Can anyone please help me?
I get the exact same answer from unbound and cloudflare. Note that
there is no authoritative answer. You might also have something like
systemd-resolved in the way.

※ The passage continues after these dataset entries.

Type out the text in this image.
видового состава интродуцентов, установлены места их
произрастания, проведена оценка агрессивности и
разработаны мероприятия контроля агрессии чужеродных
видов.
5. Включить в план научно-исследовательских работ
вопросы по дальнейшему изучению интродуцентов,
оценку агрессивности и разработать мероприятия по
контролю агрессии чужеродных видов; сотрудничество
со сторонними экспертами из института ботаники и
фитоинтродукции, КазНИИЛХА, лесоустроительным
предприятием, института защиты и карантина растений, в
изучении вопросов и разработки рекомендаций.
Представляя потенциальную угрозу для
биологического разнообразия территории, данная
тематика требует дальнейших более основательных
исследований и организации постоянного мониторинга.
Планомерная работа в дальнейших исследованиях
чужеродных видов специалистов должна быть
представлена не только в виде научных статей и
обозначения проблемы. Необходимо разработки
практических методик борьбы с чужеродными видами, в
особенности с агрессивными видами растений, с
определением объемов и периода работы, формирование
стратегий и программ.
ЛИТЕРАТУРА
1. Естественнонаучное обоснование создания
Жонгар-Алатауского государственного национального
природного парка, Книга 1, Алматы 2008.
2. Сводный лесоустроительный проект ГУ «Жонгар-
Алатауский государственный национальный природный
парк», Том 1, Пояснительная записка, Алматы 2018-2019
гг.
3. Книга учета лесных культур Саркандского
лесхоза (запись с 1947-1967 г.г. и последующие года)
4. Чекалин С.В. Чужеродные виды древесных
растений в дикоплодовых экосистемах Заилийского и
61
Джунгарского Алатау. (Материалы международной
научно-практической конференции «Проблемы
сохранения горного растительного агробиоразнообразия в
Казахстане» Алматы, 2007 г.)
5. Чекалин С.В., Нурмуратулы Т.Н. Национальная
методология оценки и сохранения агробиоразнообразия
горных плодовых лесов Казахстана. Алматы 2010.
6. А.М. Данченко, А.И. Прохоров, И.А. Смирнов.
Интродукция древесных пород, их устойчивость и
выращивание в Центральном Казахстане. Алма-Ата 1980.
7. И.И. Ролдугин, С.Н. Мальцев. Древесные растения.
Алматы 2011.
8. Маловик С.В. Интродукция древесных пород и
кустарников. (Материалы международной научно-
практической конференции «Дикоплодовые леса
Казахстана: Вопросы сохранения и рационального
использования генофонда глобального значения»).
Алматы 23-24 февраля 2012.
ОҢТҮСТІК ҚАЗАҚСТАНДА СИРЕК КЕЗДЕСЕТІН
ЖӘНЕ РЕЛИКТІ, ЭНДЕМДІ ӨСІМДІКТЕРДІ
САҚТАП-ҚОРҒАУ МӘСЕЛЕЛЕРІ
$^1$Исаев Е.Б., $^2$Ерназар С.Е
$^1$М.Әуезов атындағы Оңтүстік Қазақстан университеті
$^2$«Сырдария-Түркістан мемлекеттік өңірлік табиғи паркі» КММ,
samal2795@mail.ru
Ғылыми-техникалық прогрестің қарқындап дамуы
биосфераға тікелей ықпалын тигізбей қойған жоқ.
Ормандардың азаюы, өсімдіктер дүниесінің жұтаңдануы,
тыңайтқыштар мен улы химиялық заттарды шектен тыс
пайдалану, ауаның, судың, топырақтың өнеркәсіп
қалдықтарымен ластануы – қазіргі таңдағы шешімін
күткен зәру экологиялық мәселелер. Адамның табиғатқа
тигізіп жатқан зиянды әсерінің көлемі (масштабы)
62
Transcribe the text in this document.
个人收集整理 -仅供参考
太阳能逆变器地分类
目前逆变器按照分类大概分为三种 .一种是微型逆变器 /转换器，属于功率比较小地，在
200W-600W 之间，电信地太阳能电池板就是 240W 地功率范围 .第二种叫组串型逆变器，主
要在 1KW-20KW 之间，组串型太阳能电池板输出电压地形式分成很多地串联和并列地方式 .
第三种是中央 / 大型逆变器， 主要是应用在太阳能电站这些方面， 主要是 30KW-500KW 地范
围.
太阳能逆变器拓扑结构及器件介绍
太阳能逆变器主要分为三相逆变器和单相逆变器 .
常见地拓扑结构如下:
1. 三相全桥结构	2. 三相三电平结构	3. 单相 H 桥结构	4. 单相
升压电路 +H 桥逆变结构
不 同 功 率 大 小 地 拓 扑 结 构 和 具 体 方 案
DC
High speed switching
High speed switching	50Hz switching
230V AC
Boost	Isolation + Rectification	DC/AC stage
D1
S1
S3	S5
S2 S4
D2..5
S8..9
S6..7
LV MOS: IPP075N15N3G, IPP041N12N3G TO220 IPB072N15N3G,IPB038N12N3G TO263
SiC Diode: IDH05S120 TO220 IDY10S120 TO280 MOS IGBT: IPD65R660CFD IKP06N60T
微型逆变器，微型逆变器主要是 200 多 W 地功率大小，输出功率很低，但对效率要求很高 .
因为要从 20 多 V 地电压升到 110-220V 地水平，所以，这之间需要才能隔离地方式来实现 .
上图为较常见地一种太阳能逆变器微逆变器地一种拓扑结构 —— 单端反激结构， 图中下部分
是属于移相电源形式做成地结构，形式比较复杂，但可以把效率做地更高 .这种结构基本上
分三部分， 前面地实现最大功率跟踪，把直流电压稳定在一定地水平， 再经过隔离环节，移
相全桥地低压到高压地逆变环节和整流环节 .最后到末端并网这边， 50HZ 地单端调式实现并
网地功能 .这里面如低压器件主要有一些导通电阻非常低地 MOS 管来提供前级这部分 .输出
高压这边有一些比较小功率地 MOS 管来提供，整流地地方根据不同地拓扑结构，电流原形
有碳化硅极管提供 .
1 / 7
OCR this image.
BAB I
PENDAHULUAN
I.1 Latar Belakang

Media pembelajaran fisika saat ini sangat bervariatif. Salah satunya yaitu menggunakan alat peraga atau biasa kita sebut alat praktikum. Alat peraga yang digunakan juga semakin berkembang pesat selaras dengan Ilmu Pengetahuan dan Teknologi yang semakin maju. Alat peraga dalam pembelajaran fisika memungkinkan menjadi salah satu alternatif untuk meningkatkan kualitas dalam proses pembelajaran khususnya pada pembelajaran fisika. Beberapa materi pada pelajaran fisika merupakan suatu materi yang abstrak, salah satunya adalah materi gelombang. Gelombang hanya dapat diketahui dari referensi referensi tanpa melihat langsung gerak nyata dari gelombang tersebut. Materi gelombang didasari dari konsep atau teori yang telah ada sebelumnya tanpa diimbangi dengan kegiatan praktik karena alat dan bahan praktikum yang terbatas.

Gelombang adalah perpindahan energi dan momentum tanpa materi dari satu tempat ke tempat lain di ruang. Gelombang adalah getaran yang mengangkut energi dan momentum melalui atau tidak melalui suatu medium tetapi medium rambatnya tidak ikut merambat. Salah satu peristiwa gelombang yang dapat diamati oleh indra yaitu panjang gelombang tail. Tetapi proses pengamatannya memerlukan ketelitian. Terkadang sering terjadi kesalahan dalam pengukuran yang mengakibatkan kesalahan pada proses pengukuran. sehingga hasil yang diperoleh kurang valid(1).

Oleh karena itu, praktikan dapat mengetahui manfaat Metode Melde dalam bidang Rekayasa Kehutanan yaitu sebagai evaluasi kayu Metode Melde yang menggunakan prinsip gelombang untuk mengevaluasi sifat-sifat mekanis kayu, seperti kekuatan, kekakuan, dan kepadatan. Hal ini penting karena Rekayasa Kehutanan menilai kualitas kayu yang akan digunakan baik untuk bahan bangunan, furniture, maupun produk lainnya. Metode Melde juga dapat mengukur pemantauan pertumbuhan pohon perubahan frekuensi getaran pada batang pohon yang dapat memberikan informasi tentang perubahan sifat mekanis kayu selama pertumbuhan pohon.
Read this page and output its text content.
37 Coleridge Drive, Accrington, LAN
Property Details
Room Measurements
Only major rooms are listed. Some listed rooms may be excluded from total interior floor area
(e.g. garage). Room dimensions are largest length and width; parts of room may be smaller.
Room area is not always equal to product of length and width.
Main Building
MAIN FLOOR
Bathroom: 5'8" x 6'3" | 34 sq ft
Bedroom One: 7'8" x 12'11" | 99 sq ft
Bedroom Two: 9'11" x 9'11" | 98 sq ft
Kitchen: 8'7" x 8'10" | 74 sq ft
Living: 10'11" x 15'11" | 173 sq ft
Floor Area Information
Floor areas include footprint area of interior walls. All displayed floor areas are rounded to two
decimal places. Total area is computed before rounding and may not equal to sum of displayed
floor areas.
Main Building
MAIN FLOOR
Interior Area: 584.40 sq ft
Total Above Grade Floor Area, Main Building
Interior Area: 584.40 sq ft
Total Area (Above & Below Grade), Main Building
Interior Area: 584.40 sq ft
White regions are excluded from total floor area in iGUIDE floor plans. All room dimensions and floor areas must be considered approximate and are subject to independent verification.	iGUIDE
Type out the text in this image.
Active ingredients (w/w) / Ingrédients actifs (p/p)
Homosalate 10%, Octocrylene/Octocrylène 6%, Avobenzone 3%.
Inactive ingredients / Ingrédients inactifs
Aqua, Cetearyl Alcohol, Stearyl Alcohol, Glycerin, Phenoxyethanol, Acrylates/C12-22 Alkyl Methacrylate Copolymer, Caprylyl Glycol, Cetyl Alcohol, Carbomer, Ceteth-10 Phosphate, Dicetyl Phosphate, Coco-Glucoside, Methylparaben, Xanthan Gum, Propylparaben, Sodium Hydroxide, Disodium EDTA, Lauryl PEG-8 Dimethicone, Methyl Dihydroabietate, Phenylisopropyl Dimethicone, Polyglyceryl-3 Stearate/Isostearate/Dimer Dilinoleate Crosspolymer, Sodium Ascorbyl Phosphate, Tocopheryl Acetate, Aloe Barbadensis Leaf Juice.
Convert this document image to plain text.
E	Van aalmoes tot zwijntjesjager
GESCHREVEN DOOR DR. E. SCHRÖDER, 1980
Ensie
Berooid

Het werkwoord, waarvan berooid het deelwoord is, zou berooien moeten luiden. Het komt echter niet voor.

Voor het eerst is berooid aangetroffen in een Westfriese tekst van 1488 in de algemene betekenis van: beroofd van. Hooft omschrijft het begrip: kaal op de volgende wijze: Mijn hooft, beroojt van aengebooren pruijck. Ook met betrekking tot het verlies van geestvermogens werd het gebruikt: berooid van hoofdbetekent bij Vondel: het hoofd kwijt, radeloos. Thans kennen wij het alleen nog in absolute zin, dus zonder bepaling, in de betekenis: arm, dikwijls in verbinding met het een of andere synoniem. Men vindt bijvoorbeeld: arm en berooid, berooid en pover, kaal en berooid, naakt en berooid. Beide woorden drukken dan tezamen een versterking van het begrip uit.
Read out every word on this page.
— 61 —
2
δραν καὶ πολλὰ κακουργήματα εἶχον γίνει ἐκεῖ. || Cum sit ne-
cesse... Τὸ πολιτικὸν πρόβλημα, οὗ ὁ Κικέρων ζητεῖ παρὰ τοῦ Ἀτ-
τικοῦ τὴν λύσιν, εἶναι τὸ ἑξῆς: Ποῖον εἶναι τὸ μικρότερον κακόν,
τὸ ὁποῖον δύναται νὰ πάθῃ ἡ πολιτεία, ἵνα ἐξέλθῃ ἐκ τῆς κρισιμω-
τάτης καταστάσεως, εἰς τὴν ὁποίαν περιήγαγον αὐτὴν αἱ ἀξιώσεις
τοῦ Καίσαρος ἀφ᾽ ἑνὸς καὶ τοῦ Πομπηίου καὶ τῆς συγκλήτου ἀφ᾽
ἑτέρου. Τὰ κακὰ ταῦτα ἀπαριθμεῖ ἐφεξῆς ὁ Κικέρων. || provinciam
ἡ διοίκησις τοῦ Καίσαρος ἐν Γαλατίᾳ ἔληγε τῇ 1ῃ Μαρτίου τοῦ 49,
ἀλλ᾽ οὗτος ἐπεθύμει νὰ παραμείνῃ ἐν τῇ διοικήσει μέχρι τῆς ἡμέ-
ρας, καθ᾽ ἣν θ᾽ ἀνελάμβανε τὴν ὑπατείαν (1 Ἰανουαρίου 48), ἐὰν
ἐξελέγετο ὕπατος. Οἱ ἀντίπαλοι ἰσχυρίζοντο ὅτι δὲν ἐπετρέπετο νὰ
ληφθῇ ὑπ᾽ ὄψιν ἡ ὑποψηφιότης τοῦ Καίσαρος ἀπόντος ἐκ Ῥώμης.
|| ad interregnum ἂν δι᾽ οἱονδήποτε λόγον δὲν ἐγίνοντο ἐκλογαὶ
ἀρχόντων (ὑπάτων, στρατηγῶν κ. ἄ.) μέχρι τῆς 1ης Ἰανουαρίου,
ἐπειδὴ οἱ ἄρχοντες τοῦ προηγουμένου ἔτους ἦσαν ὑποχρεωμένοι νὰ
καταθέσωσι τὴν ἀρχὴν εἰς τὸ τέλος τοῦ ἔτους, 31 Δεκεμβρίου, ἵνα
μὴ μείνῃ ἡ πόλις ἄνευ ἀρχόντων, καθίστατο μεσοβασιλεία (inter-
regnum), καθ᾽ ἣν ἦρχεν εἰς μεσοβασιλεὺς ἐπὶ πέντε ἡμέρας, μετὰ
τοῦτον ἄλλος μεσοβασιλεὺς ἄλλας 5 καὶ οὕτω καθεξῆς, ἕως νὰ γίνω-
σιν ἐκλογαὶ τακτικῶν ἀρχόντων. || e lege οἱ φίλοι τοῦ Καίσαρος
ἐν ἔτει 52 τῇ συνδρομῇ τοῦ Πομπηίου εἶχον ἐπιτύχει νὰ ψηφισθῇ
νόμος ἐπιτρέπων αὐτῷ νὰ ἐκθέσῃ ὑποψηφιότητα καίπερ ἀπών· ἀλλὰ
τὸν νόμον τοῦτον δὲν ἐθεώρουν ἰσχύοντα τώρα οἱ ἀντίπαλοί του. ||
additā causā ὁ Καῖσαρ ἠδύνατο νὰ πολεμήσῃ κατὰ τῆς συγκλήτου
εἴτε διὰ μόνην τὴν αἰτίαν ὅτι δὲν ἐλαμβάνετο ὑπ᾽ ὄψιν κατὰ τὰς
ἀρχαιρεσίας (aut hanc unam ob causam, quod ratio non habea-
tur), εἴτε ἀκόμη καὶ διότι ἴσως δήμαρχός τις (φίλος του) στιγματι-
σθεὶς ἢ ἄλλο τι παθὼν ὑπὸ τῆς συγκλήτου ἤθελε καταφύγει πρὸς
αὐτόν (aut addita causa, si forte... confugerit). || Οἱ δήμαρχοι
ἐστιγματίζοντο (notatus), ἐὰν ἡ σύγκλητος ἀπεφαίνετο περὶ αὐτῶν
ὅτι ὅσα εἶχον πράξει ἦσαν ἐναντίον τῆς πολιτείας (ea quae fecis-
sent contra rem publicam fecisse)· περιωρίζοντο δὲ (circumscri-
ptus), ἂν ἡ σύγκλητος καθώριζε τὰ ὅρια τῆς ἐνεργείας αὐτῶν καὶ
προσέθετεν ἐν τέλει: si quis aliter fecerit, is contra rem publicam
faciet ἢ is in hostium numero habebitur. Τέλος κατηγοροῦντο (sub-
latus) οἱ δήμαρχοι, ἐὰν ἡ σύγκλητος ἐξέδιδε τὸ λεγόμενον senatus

Systemd-resolved is known to give bogus
answers in certain cases, so you might want to disable it while
testing.
isildur$ nslookup -q=txt 202403._domainkey.howitts.co.uk
Server: 127.0.0.1
Address: 127.0.0.1#53
Non-authoritative answer:
202403._domainkey.howitts.co.uk text = "v=DKIM1;
p=MIICIjANBgkqhkiG9w0BAQEFAAOCAg8AMIICCgKCAgEAzvkHMnL2cPPUzm6gXBIsaiRMAj7wpajI1cQ3VPsIzIYfBTYgU7xX50tDZnTT4SiE/2+z87gMFSRcFiM9gaejAgV+YFse2AEId2t0+xYXuNwG35dqS6WWlwZY3Rr5IIebcPSeXouuYR3nCdzgK/FCT8Y2vvKTkIDXYsJMQJulxdDAewb9/V7pNZ7J8wky6RRIKnbAEdqO" "zJ9nDEe6wUGXhrMxB2ZjM6sQLJzAgz7VE0Z52eBk/TZgdzJwLxHzeclsWVES3Mw0tdDoUKT2QLd0SB9MsOwFcR6ph/h9VERhMAtjAmUG5YlQQ1bC8nznAwHdY2IP3RUdFZOYcUlv5yPzrRvBAjfi/CmR2zHVQs7gA7b67DaMy67dURWHDhMwqXgWVNrZ4iTInWr1vLEPoNBjppn1GOkXrb+FdNoWnFM5laAEmcFK2Sie5wpzCItFjWs3f3IQZxB" "lzJHIpkvR2ZTMJ5g3DWUU3ZK1rW1kNvGLjZkox7EZH3lFfkyS6lPnfIX5XS5YYeP0RmSAWNaKinCdQq8m8SdjWDIsRJ1aohq/Qx/O1sfQMDdrwetOn6KJqOFg7dcFtvKlRrHQYyujH3dapJ10Err/xAv3iyh9B7x8C6N+qjTMjRoIfPTyLeFnAtUrFQigpj70mbZPaw9AKglDafXvnXJwn8r5/Oq3mjVKKWkCAwEAAQ=="
Authoritative answers can be found from:
isildur$ nslookup -q=txt 202403._domainkey.howitts.co.uk 1.1.1.1
;; Truncated, retrying in TCP mode.
Server: 1.1.1.1
Address: 1.1.1.1#53
Non-authoritative answer:
202403._domainkey.howitts.co.uk text = "v=DKIM1;
p=MIICIjANBgkqhkiG9w0BAQEFAAOCAg8AMIICCgKCAgEAzvkHMnL2cPPUzm6gXBIsaiRMAj7wpajI1cQ3VPsIzIYfBTYgU7xX50tDZnTT4SiE/2+z87gMFSRcFiM9gaejAgV+YFse2AEId2t0+xYXuNwG35dqS6WWlwZY3Rr5IIebcPSeXouuYR3nCdzgK/FCT8Y2vvKTkIDXYsJMQJulxdDAewb9/V7pNZ7J8wky6RRIKnbAEdqO" "zJ9nDEe6wUGXhrMxB2ZjM6sQLJzAgz7VE0Z52eBk/TZgdzJwLxHzeclsWVES3Mw0tdDoUKT2QLd0SB9MsOwFcR6ph/h9VERhMAtjAmUG5YlQQ1bC8nznAwHdY2IP3RUdFZOYcUlv5yPzrRvBAjfi/CmR2zHVQs7gA7b67DaMy67dURWHDhMwqXgWVNrZ4iTInWr1vLEPoNBjppn1GOkXrb+FdNoWnFM5laAEmcFK2Sie5wpzCItFjWs3f3IQZxB" "lzJHIpkvR2ZTMJ5g3DWUU3ZK1rW1kNvGLjZkox7EZH3lFfkyS6lPnfIX5XS5YYeP0RmSAWNaKinCdQq8m8SdjWDIsRJ1aohq/Qx/O1sfQMDdrwetOn6KJqOFg7dcFtvKlRrHQYyujH3dapJ10Err/xAv3iyh9B7x8C6N+qjTMjRoIfPTyLeFnAtUrFQigpj70mbZPaw9AKglDafXvnXJwn8r5/Oq3mjVKKWkCAwEAAQ=="
Authoritative answers can be found from:
--
Inviato dal mio dispositivo Android con K-9 Mail. Perdonate la brevità.